Ramadan accuse une des plaignantes d'avoir produit de fausses preuves

Tariq Ramadan, désormais mis en examen pour des viols sur cinq femmes, a de nouveau porté plainte contre l'une d'elles en l'accusant d'avoir produit de fausses preuves, a-t-on appris mardi auprès de ses avocats.

Thomas COEX - AFP/Archives

Tariq Ramadan, désormais mis en examen pour des viols sur cinq femmes, a de nouveau porté plainte contre l'une d'elles en l'accusant d'avoir produit de fausses preuves, a-t-on appris mardi auprès de ses avocats.

L'islamologue a déposé deux plaintes vendredi, pour "faux et usage de faux" et "tentative d'escroquerie au jugement", contre "Christelle", surnom dans les médias d'une des premières plaignantes qui l'accuse d'un viol commis le 9 octobre 2009 à Lyon.

Les avocats de l'intellectuel suisse de 58 ans assurent, expertise privée à l'appui, que "Christelle" a menti sur l'origine et la date d'un selfie montrant son visage tuméfié et versé à la procédure comme preuve des violences subies ce soir-là dans une chambre d'hôtel.

Selon la plainte, consultée par l'AFP, ces photos ne contiennent pas les métadonnées permettant de les dater.

Et selon l'expert privé, le téléphone, légèrement visible sur ces clichés pris face à un miroir, ne correspond à aucun modèle possible de la marque LG qu'affirmait posséder "Christelle" à l'époque.

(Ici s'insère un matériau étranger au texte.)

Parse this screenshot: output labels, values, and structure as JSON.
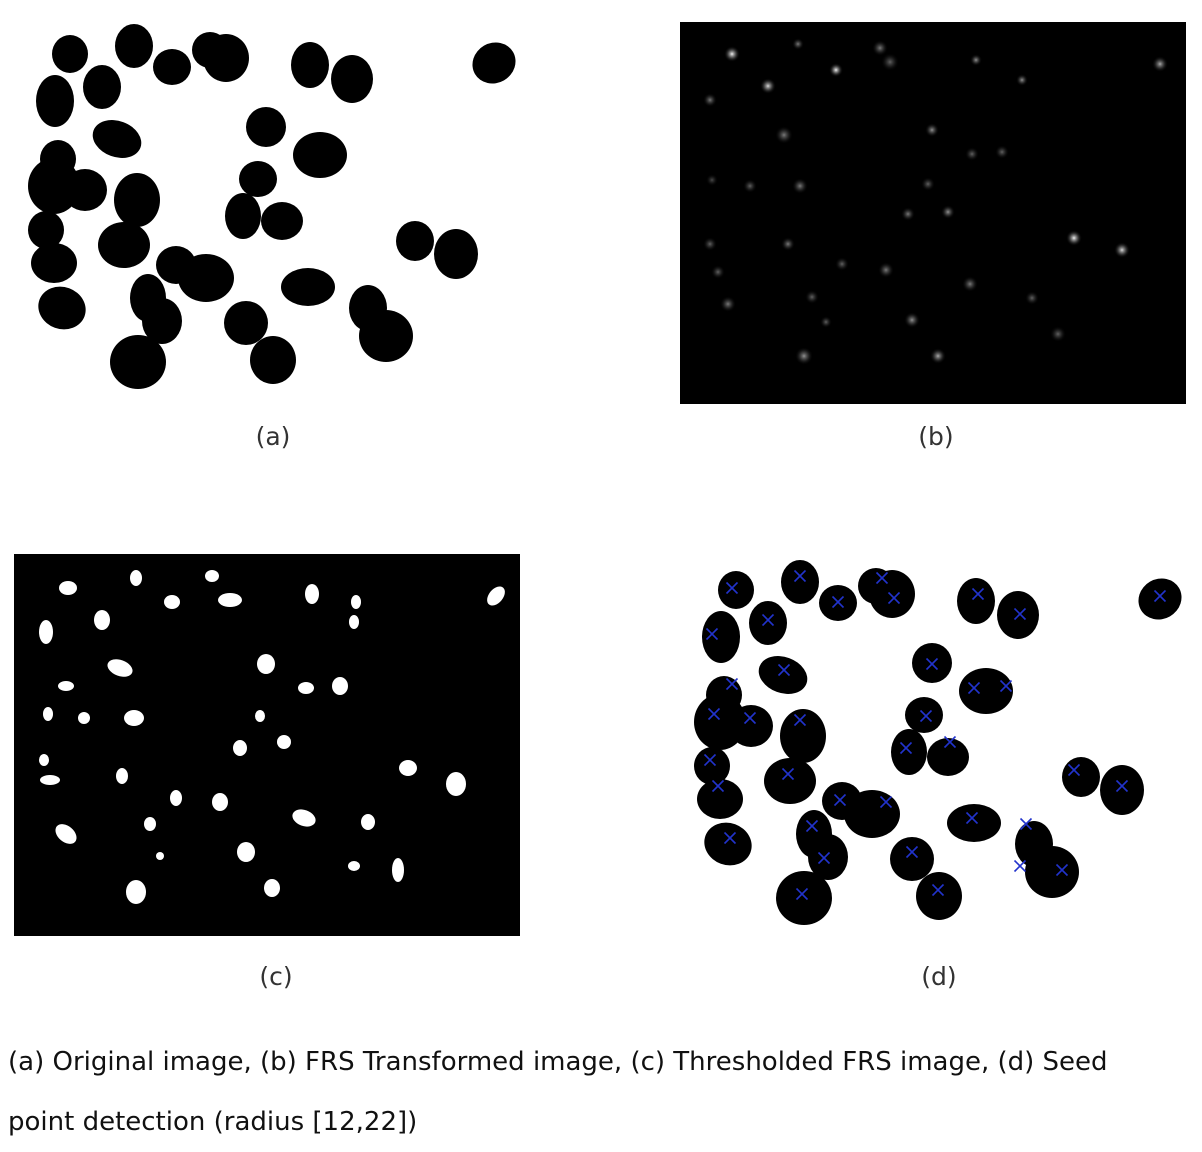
{
  "figure": {
    "panels": [
      {
        "id": "a",
        "label": "(a)"
      },
      {
        "id": "b",
        "label": "(b)"
      },
      {
        "id": "c",
        "label": "(c)"
      },
      {
        "id": "d",
        "label": "(d)"
      }
    ],
    "caption": {
      "line1": "(a) Original image, (b) FRS Transformed image, (c) Thresholded FRS image, (d) Seed",
      "line2": "point detection (radius [12,22])"
    },
    "colors": {
      "background": "#ffffff",
      "blob": "#000000",
      "panel_dark": "#000000",
      "response_spot": "#ffffff",
      "seed_marker": "#2233cc"
    }
  }
}
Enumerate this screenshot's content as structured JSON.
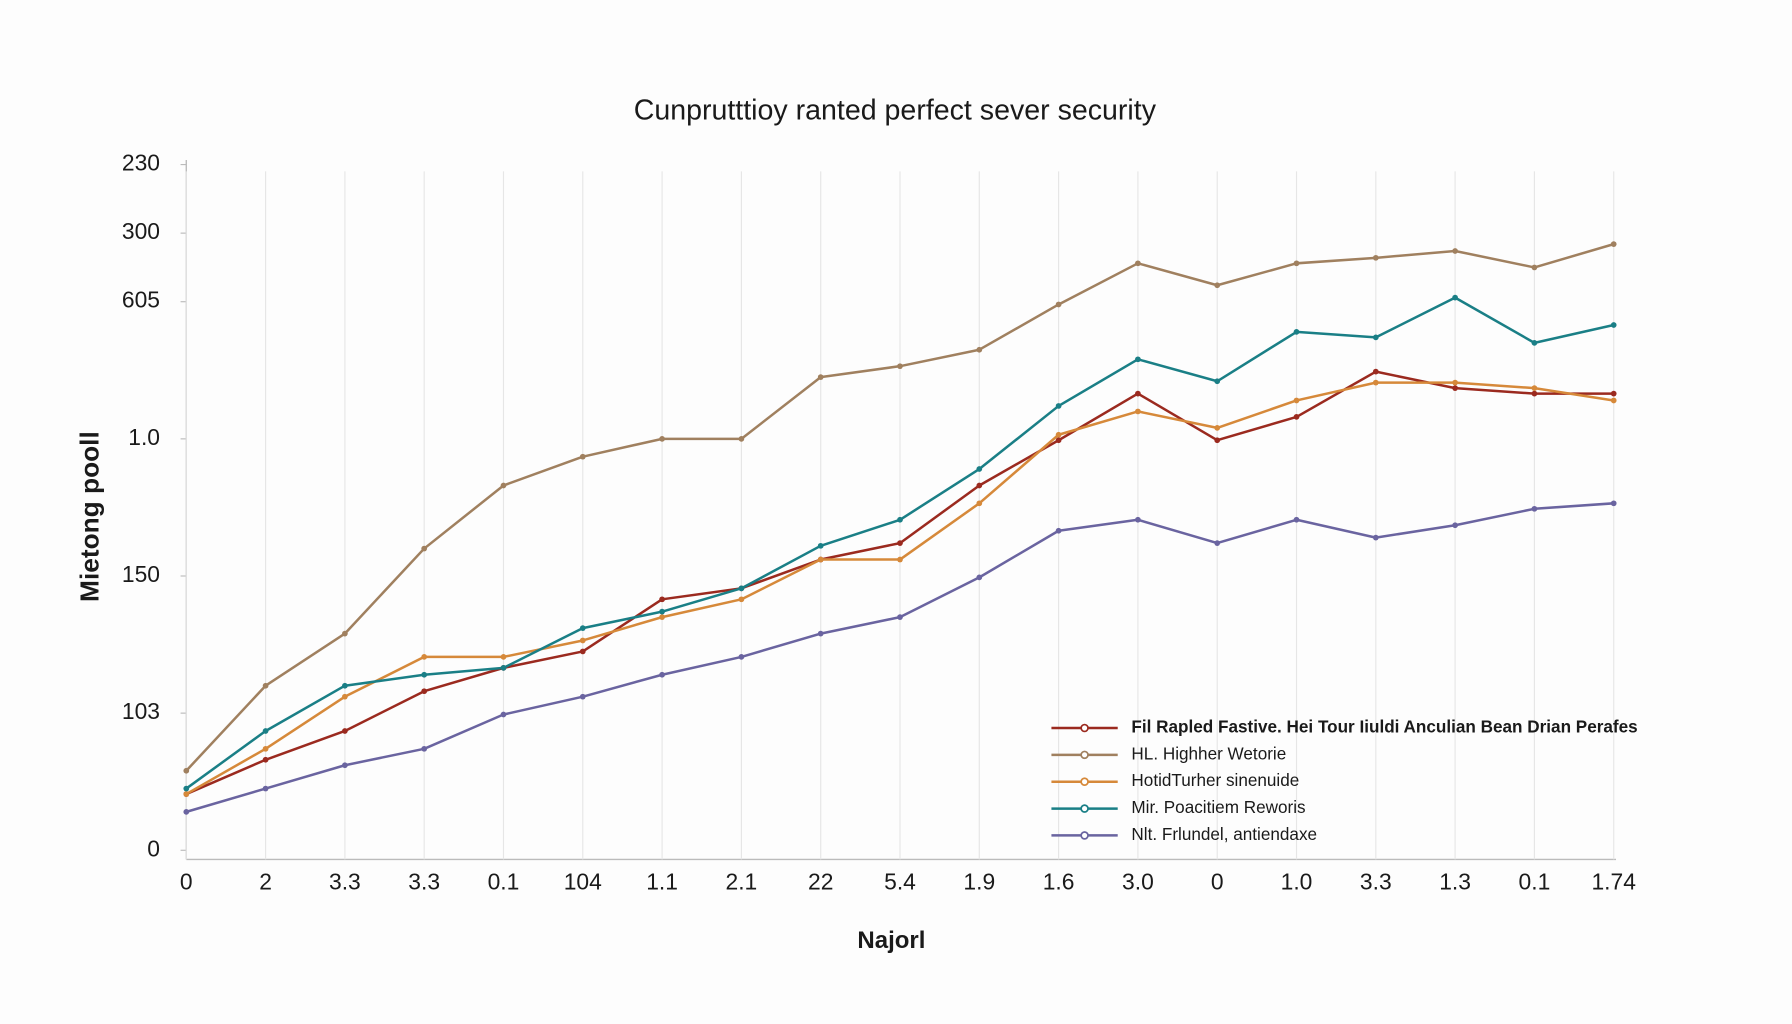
{
  "chart_data": {
    "type": "line",
    "title": "Cunprutttioy ranted perfect sever security",
    "x_label": "Najorl",
    "y_label": "Mietong pooll",
    "categories": [
      "0",
      "2",
      "3.3",
      "3.3",
      "0.1",
      "104",
      "1.1",
      "2.1",
      "22",
      "5.4",
      "1.9",
      "1.6",
      "3.0",
      "0",
      "1.0",
      "3.3",
      "1.3",
      "0.1",
      "1.74"
    ],
    "ylim": [
      0,
      5
    ],
    "yticks": [
      0,
      {
        "value": 1,
        "label": "103"
      },
      {
        "value": 2,
        "label": "150"
      },
      {
        "value": 3,
        "label": "1.0"
      },
      {
        "value": 4,
        "label": "605"
      },
      {
        "value": 4.5,
        "label": "300"
      },
      {
        "value": 5,
        "label": "230"
      }
    ],
    "series": [
      {
        "name": "Fil Rapled Fastive. Hei Tour Iiuldi Anculian Bean Drian Perafes",
        "color": "#9b2a1f",
        "values": [
          0.41,
          0.66,
          0.87,
          1.16,
          1.33,
          1.45,
          1.83,
          1.91,
          2.12,
          2.24,
          2.66,
          2.99,
          3.33,
          2.99,
          3.16,
          3.49,
          3.37,
          3.33,
          3.33
        ]
      },
      {
        "name": "HL. Highher Wetorie",
        "color": "#a0805f",
        "values": [
          0.58,
          1.2,
          1.58,
          2.2,
          2.66,
          2.87,
          3.0,
          3.0,
          3.45,
          3.53,
          3.65,
          3.98,
          4.28,
          4.12,
          4.28,
          4.32,
          4.37,
          4.25,
          4.42
        ]
      },
      {
        "name": "HotidTurher sinenuide",
        "color": "#d6893a",
        "values": [
          0.41,
          0.74,
          1.12,
          1.41,
          1.41,
          1.53,
          1.7,
          1.83,
          2.12,
          2.12,
          2.53,
          3.03,
          3.2,
          3.08,
          3.28,
          3.41,
          3.41,
          3.37,
          3.28
        ]
      },
      {
        "name": "Mir. Poacitiem Reworis",
        "color": "#1a7f86",
        "values": [
          0.45,
          0.87,
          1.2,
          1.28,
          1.33,
          1.62,
          1.74,
          1.91,
          2.22,
          2.41,
          2.78,
          3.24,
          3.58,
          3.42,
          3.78,
          3.74,
          4.03,
          3.7,
          3.83
        ]
      },
      {
        "name": "Nlt. Frlundel, antiendaxe",
        "color": "#6a64a0",
        "values": [
          0.28,
          0.45,
          0.62,
          0.74,
          0.99,
          1.12,
          1.28,
          1.41,
          1.58,
          1.7,
          1.99,
          2.33,
          2.41,
          2.24,
          2.41,
          2.28,
          2.37,
          2.49,
          2.53
        ]
      }
    ]
  }
}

L'expert estime possible que le téléphone ayant pris la photo soit plutôt un Blackberry, marque privilégiée par Tariq Ramadan pour ses échanges via messagerie avec les femmes qu'il séduisait et dont "Christelle" a fait l'acquisition par la suite.

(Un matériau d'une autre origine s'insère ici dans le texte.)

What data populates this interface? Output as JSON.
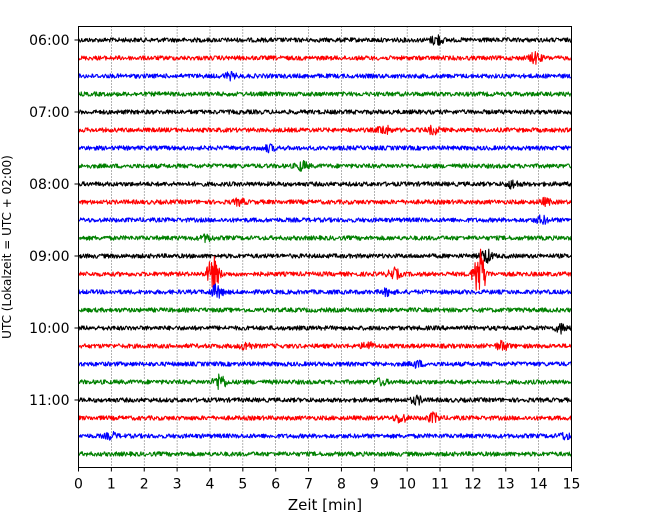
{
  "chart_data": {
    "type": "line",
    "title": "",
    "xlabel": "Zeit  [min]",
    "ylabel": "UTC (Lokalzeit = UTC + 02:00)",
    "xlim": [
      0,
      15
    ],
    "x_ticks": [
      "0",
      "1",
      "2",
      "3",
      "4",
      "5",
      "6",
      "7",
      "8",
      "9",
      "10",
      "11",
      "12",
      "13",
      "14",
      "15"
    ],
    "y_ticks": [
      "06:00",
      "07:00",
      "08:00",
      "09:00",
      "10:00",
      "11:00"
    ],
    "grid": "vertical dotted lines at each minute",
    "row_interval_minutes": 15,
    "series_colors": [
      "#000000",
      "#ff0000",
      "#0000ff",
      "#008000"
    ],
    "rows": [
      {
        "start": "06:00",
        "color": "#000000",
        "events": [
          {
            "t": 10.9,
            "amp": 0.35
          }
        ]
      },
      {
        "start": "06:15",
        "color": "#ff0000",
        "events": [
          {
            "t": 13.9,
            "amp": 0.35
          }
        ]
      },
      {
        "start": "06:30",
        "color": "#0000ff",
        "events": [
          {
            "t": 4.6,
            "amp": 0.2
          }
        ]
      },
      {
        "start": "06:45",
        "color": "#008000",
        "events": []
      },
      {
        "start": "07:00",
        "color": "#000000",
        "events": []
      },
      {
        "start": "07:15",
        "color": "#ff0000",
        "events": [
          {
            "t": 9.3,
            "amp": 0.3
          },
          {
            "t": 10.8,
            "amp": 0.25
          }
        ]
      },
      {
        "start": "07:30",
        "color": "#0000ff",
        "events": [
          {
            "t": 5.8,
            "amp": 0.2
          }
        ]
      },
      {
        "start": "07:45",
        "color": "#008000",
        "events": [
          {
            "t": 6.8,
            "amp": 0.3
          }
        ]
      },
      {
        "start": "08:00",
        "color": "#000000",
        "events": [
          {
            "t": 13.2,
            "amp": 0.25
          }
        ]
      },
      {
        "start": "08:15",
        "color": "#ff0000",
        "events": [
          {
            "t": 4.9,
            "amp": 0.2
          },
          {
            "t": 14.2,
            "amp": 0.2
          }
        ]
      },
      {
        "start": "08:30",
        "color": "#0000ff",
        "events": [
          {
            "t": 14.1,
            "amp": 0.25
          }
        ]
      },
      {
        "start": "08:45",
        "color": "#008000",
        "events": [
          {
            "t": 3.9,
            "amp": 0.2
          }
        ]
      },
      {
        "start": "09:00",
        "color": "#000000",
        "events": [
          {
            "t": 12.4,
            "amp": 0.45
          }
        ]
      },
      {
        "start": "09:15",
        "color": "#ff0000",
        "events": [
          {
            "t": 4.1,
            "amp": 1.2
          },
          {
            "t": 9.6,
            "amp": 0.35
          },
          {
            "t": 12.2,
            "amp": 1.8
          }
        ]
      },
      {
        "start": "09:30",
        "color": "#0000ff",
        "events": [
          {
            "t": 4.2,
            "amp": 0.45
          },
          {
            "t": 9.4,
            "amp": 0.2
          }
        ]
      },
      {
        "start": "09:45",
        "color": "#008000",
        "events": []
      },
      {
        "start": "10:00",
        "color": "#000000",
        "events": [
          {
            "t": 14.7,
            "amp": 0.3
          }
        ]
      },
      {
        "start": "10:15",
        "color": "#ff0000",
        "events": [
          {
            "t": 5.1,
            "amp": 0.25
          },
          {
            "t": 8.8,
            "amp": 0.25
          },
          {
            "t": 12.9,
            "amp": 0.3
          }
        ]
      },
      {
        "start": "10:30",
        "color": "#0000ff",
        "events": [
          {
            "t": 10.3,
            "amp": 0.2
          }
        ]
      },
      {
        "start": "10:45",
        "color": "#008000",
        "events": [
          {
            "t": 4.3,
            "amp": 0.55
          },
          {
            "t": 9.2,
            "amp": 0.2
          }
        ]
      },
      {
        "start": "11:00",
        "color": "#000000",
        "events": [
          {
            "t": 10.3,
            "amp": 0.25
          }
        ]
      },
      {
        "start": "11:15",
        "color": "#ff0000",
        "events": [
          {
            "t": 9.8,
            "amp": 0.3
          },
          {
            "t": 10.8,
            "amp": 0.3
          }
        ]
      },
      {
        "start": "11:30",
        "color": "#0000ff",
        "events": [
          {
            "t": 1.0,
            "amp": 0.2
          },
          {
            "t": 14.8,
            "amp": 0.2
          }
        ]
      },
      {
        "start": "11:45",
        "color": "#008000",
        "events": []
      }
    ]
  }
}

La seconde plainte accuse "Christelle" d'avoir retouché des captures d'écran d'une conversation Skype avec l'islamologue pour accréditer sa version des faits. Une plainte pour "faux" et "tentative d'escroquerie au jugement" a aussi été déposée cet été contre Henda Ayari, la première plaignante à l'origine de l'enquête judiciaire.

"Il faut que les preuves matérielles à décharge pour Tariq Ramadan puissent être prises en compte", réclament les conseils de M. Ramadan, qui ont déposé ces nouvelles plaintes après le refus des juges d'instruction de mener des investigations sur ces éléments.

"On ne peut pas refuser des investigations sous principe qu'elles pourraient affaiblir les accusations et en même temps prendre pour acquis des déclarations qui varient à 180 degrés à chaque interrogatoire", accusent Mes Nabila Asmane, Ouadie Elhamamouchi et Philippe Ohayon dans une déclaration commune.

"La défense de Tariq Ramadan prend l'eau et est en pleine panique", a rétorqué Me Eric Morain, l'avocat de "Christelle".

"Il faut intimider les victimes par des plaintes aussi systématiques qu'infondées. Et tenter de parler d'autre chose que des preuves accablantes qui valent à Tariq Ramadan pas moins de 5 mises en examen pour viols", a-t-il ajouté.

Tariq Ramadan a déjà déposé plusieurs plaintes en "dénonciation calomnieuse" contre ses accusatrices.